Les États-Unis ont fourni des armes à de nombreux rebelles et insurgés à travers le monde. L’une des plus absurdes de ces chaînes d’approvisionnement a eu lieu dans les années 1980 quand ils ont donné des centaines de missiles Stinger aux Moudjahidines en Afghanistan, puis ont dû les racheter pour un demi-million de dollars chacun quand on a réalisé que les Moudjahidines allaient les utiliser contre des avions civils. Les Britanniques ont également fourni des missiles sol-air aux groupes d’insurgés, avec beaucoup moins de publicité, mais parfois avec des résultats sérieux. La seule raison pour laquelle les gouvernements occidentaux se sont efforcés de faire ce genre de choses, c’est qu’ils sont mal informés par leurs organismes de renseignement très onéreux.

Les Américains ont détruit l’Irak avec leur allié Tony Blair, Sarkozy a fait la même chose en Libye avec David Cameron, comment expliquez-vous que ces personnalités ne soient pas jugées, notamment via le CPI, cette instance qui ne juge que des despotes africains ?

La Cour pénale internationale (CPI) « enquête sur les crimes les plus graves qui préoccupent la communauté internationale: le génocide, les crimes de guerre et les crimes contre l’humanité ». Mais les États-Unis « ne font pas actuellement partie du Statut de Rome de la Cour pénale internationale » et bien que la Grande-Bretagne et la France appuient en théorie la CPI, il n’y aura jamais de chef politique de ces pays devant la Cour pour crimes de guerre ou autre chose. Les despotes africains qu’elle juge sont sans aucun doute coupables de crimes odieux, mais ils sont aussi faciles à traduire en justice.

Comment expliquez-vous que la candidature d’Hillary Clinton ait été maintenue alors qu’elle ne cesse de défrayer la chronique avec des scandales multiples ?

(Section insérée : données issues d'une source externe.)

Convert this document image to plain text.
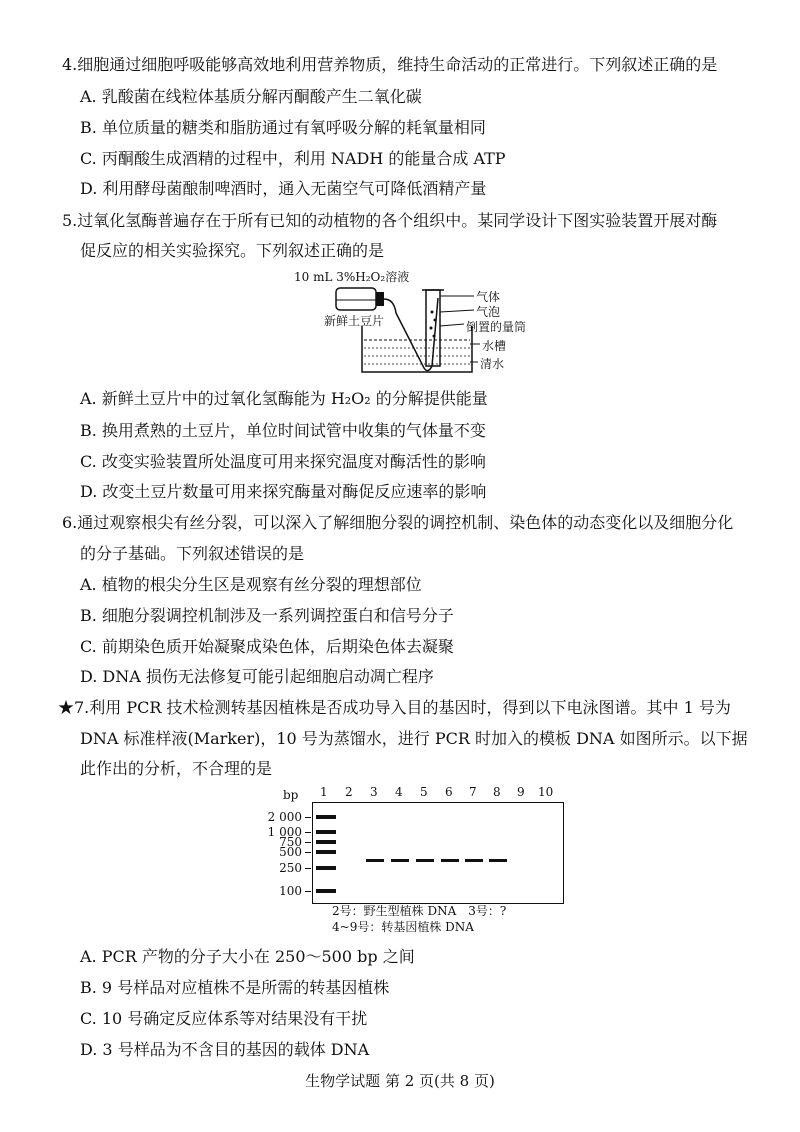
4.细胞通过细胞呼吸能够高效地利用营养物质，维持生命活动的正常进行。下列叙述正确的是
A. 乳酸菌在线粒体基质分解丙酮酸产生二氧化碳
B. 单位质量的糖类和脂肪通过有氧呼吸分解的耗氧量相同
C. 丙酮酸生成酒精的过程中，利用 NADH 的能量合成 ATP
D. 利用酵母菌酿制啤酒时，通入无菌空气可降低酒精产量
5.过氧化氢酶普遍存在于所有已知的动植物的各个组织中。某同学设计下图实验装置开展对酶
促反应的相关实验探究。下列叙述正确的是
10 mL 3%H₂O₂溶液
新鲜土豆片
气体
气泡
倒置的量筒
水槽
清水
A. 新鲜土豆片中的过氧化氢酶能为 H₂O₂ 的分解提供能量
B. 换用煮熟的土豆片，单位时间试管中收集的气体量不变
C. 改变实验装置所处温度可用来探究温度对酶活性的影响
D. 改变土豆片数量可用来探究酶量对酶促反应速率的影响
6.通过观察根尖有丝分裂，可以深入了解细胞分裂的调控机制、染色体的动态变化以及细胞分化
的分子基础。下列叙述错误的是
A. 植物的根尖分生区是观察有丝分裂的理想部位
B. 细胞分裂调控机制涉及一系列调控蛋白和信号分子
C. 前期染色质开始凝聚成染色体，后期染色体去凝聚
D. DNA 损伤无法修复可能引起细胞启动凋亡程序
★7.利用 PCR 技术检测转基因植株是否成功导入目的基因时，得到以下电泳图谱。其中 1 号为
DNA 标准样液(Marker)，10 号为蒸馏水，进行 PCR 时加入的模板 DNA 如图所示。以下据
此作出的分析，不合理的是
bp	1 2 3 4 5 6 7 8 9 10
2 000
1 000
750
500
250
100
2号：野生型植株 DNA　3号：?
4~9号：转基因植株 DNA
A. PCR 产物的分子大小在 250～500 bp 之间
B. 9 号样品对应植株不是所需的转基因植株
C. 10 号确定反应体系等对结果没有干扰
D. 3 号样品为不含目的基因的载体 DNA
生物学试题 第 2 页(共 8 页)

Parce que le Parti démocrate voulait désespérément un président démocrate. Les membres du Parti étaient prêts à se boucher le nez d’une main pour éviter la puanteur des scandales d’Hillary alors que l’autre main appuyait sur le bouton  Votez Hillary.

À votre avis, pourquoi les gouvernements occidentaux continuent-ils à soutenir des vieux dirigeants et des régimes despotiques et à déstabiliser d’autres selon leurs intérêts sous le prétexte des « droits de l’homme », de la « démocratie », etc.? Qui leur en a donné le droit ?

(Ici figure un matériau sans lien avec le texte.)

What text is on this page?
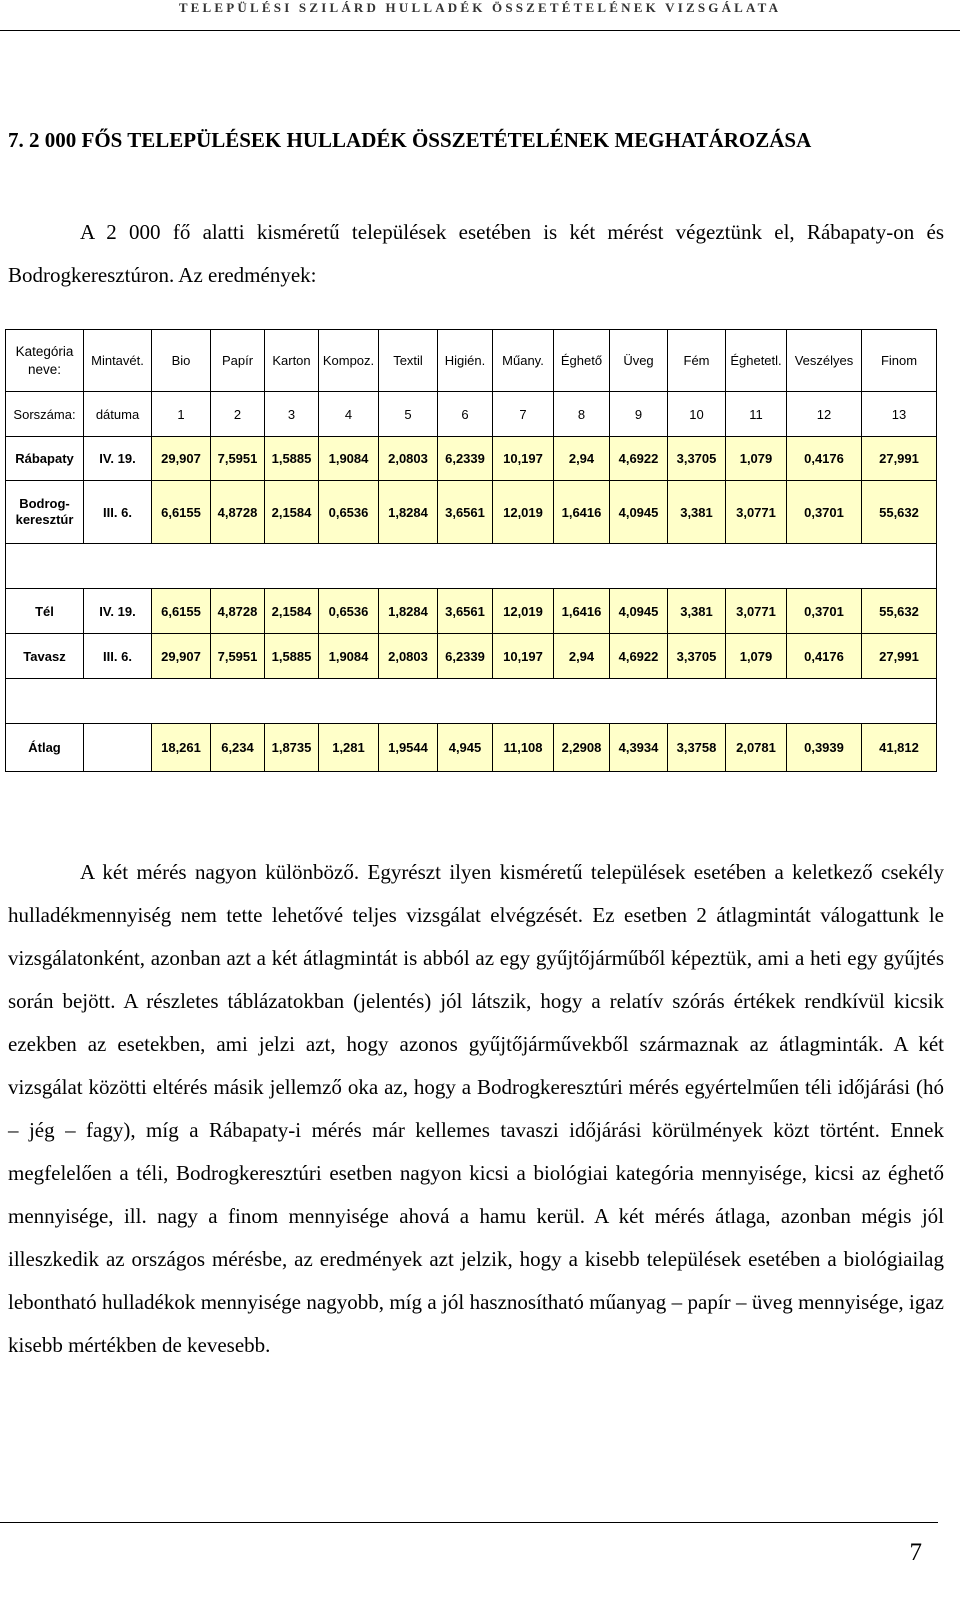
TELEPÜLÉSI SZILÁRD HULLADÉK ÖSSZETÉTELÉNEK VIZSGÁLATA
7. 2 000 FŐS TELEPÜLÉSEK HULLADÉK ÖSSZETÉTELÉNEK MEGHATÁROZÁSA
A 2 000 fő alatti kisméretű települések esetében is két mérést végeztünk el, Rábapaty-on és Bodrogkeresztúron. Az eredmények:
Kategória neve:	Mintavét.	Bio	Papír	Karton	Kompoz.	Textil	Higién.	Műany.	Éghető	Üveg	Fém	Éghetetl.	Veszélyes	Finom
Sorszáma:	dátuma	1	2	3	4	5	6	7	8	9	10	11	12	13
Rábapaty	IV. 19.	29,907	7,5951	1,5885	1,9084	2,0803	6,2339	10,197	2,94	4,6922	3,3705	1,079	0,4176	27,991
Bodrog-keresztúr	III. 6.	6,6155	4,8728	2,1584	0,6536	1,8284	3,6561	12,019	1,6416	4,0945	3,381	3,0771	0,3701	55,632

Tél	IV. 19.	6,6155	4,8728	2,1584	0,6536	1,8284	3,6561	12,019	1,6416	4,0945	3,381	3,0771	0,3701	55,632
Tavasz	III. 6.	29,907	7,5951	1,5885	1,9084	2,0803	6,2339	10,197	2,94	4,6922	3,3705	1,079	0,4176	27,991

Átlag		18,261	6,234	1,8735	1,281	1,9544	4,945	11,108	2,2908	4,3934	3,3758	2,0781	0,3939	41,812
A két mérés nagyon különböző. Egyrészt ilyen kisméretű települések esetében a keletkező csekély hulladékmennyiség nem tette lehetővé teljes vizsgálat elvégzését. Ez esetben 2 átlagmintát válogattunk le vizsgálatonként, azonban azt a két átlagmintát is abból az egy gyűjtőjárműből képeztük, ami a heti egy gyűjtés során bejött. A részletes táblázatokban (jelentés) jól látszik, hogy a relatív szórás értékek rendkívül kicsik ezekben az esetekben, ami jelzi azt, hogy azonos gyűjtőjárművekből származnak az átlagminták. A két vizsgálat közötti eltérés másik jellemző oka az, hogy a Bodrogkeresztúri mérés egyértelműen téli időjárási (hó – jég – fagy), míg a Rábapaty-i mérés már kellemes tavaszi időjárási körülmények közt történt. Ennek megfelelően a téli, Bodrogkeresztúri esetben nagyon kicsi a biológiai kategória mennyisége, kicsi az éghető mennyisége, ill. nagy a finom mennyisége ahová a hamu kerül. A két mérés átlaga, azonban mégis jól illeszkedik az országos mérésbe, az eredmények azt jelzik, hogy a kisebb települések esetében a biológiailag lebontható hulladékok mennyisége nagyobb, míg a jól hasznosítható műanyag – papír – üveg mennyisége, igaz kisebb mértékben de kevesebb.
7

Personne ne leur a donné le droit de soutenir ou de détruire un gouvernement quelconque, mais les politiciens et les généraux occidentaux continuent de croire que, comme dans les vieux temps coloniaux, ils ont pour mission de changer la vie de ceux qu’ils considèrent comme inférieurs. Cette politique est cependant flexible, car si les dictateurs sont importants pour l’économie occidentale, ils sont autorisés à torturer les détenus, à traiter les femmes comme des biens meubles, à interdire la liberté de religion et à emprisonner les critiques.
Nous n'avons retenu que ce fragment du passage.